In an op-ed released this morning on Wired, FCC Chairman Tom Wheeler came out strong in favor of net neutrality.
I am submitting to my colleagues the strongest open internet protections ever proposed by the FCC. These enforceable, bright-line rules will ban paid prioritization, and the blocking and throttling of lawful content and services. I propose to fully apply—for the first time ever—those bright-line rules to mobile broadband. My proposal assures the rights of internet users to go where they want, when they want, and the rights of innovators to introduce new products without asking anyone’s permission,
Wheeler wrote in the piece that is sure to fire up private companies on the heels of his support for municipal broadband reported yesterday.

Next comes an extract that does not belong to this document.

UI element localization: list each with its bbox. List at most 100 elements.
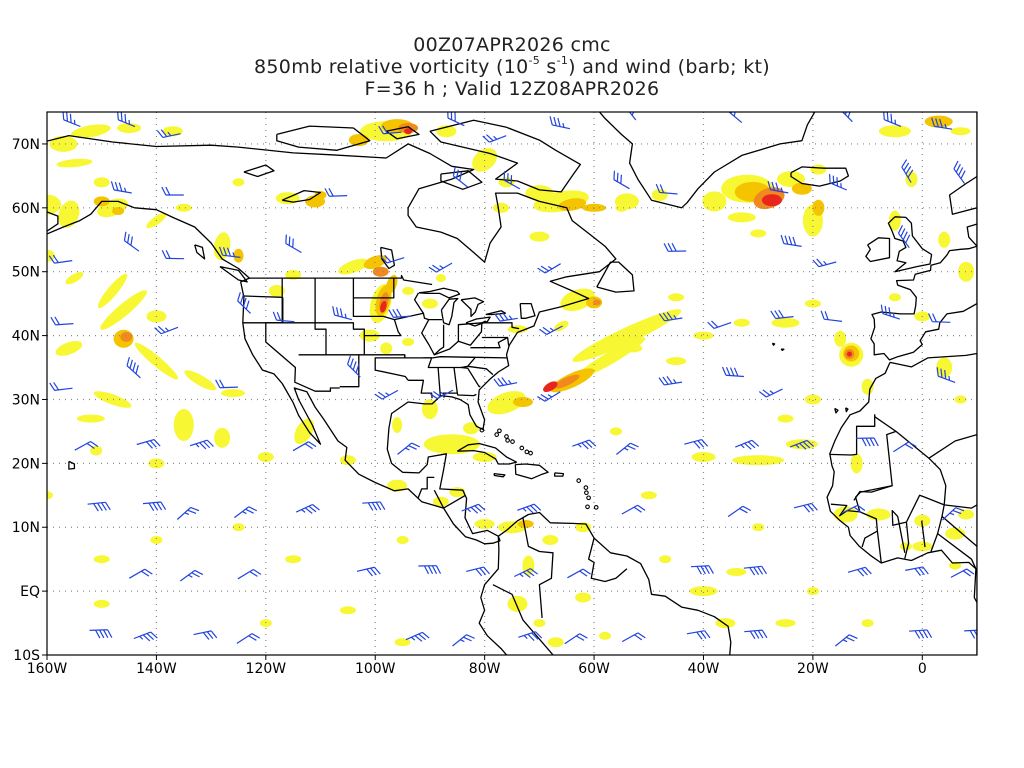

Wheeler is proposing a modernization to Title II regulations which would effectively make broadband a public utility. “There will be no rate regulation, no tariffs, no last-mile unbundling,” he says in the piece by way of reminding telecommunications providers that part of their job function includes building networks.
It seems that Wheeler realized existing rules, and the original proposal to use the “commercial reasonableness” distinction under Section 706 of the Telecommunications Act of 1996 effectively turned over broadband infrastructure to corporate interests at the expense of the public. Again Wheeler – “While a recent court decision seemed to draw a roadmap for using this approach, I became concerned that this relatively new concept might, down the road, be interpreted to mean what is reasonable for commercial interests, not consumers.”
“The internet must be fast, fair and open. That is the message I’ve heard from consumers and innovators across this nation,” he writes in closing. The full commission will vote on the proposed rules February 26, alongside two petitions CivSource reported on yesterday that would locally expand two municipal broadband networks. Game on open internet advocates.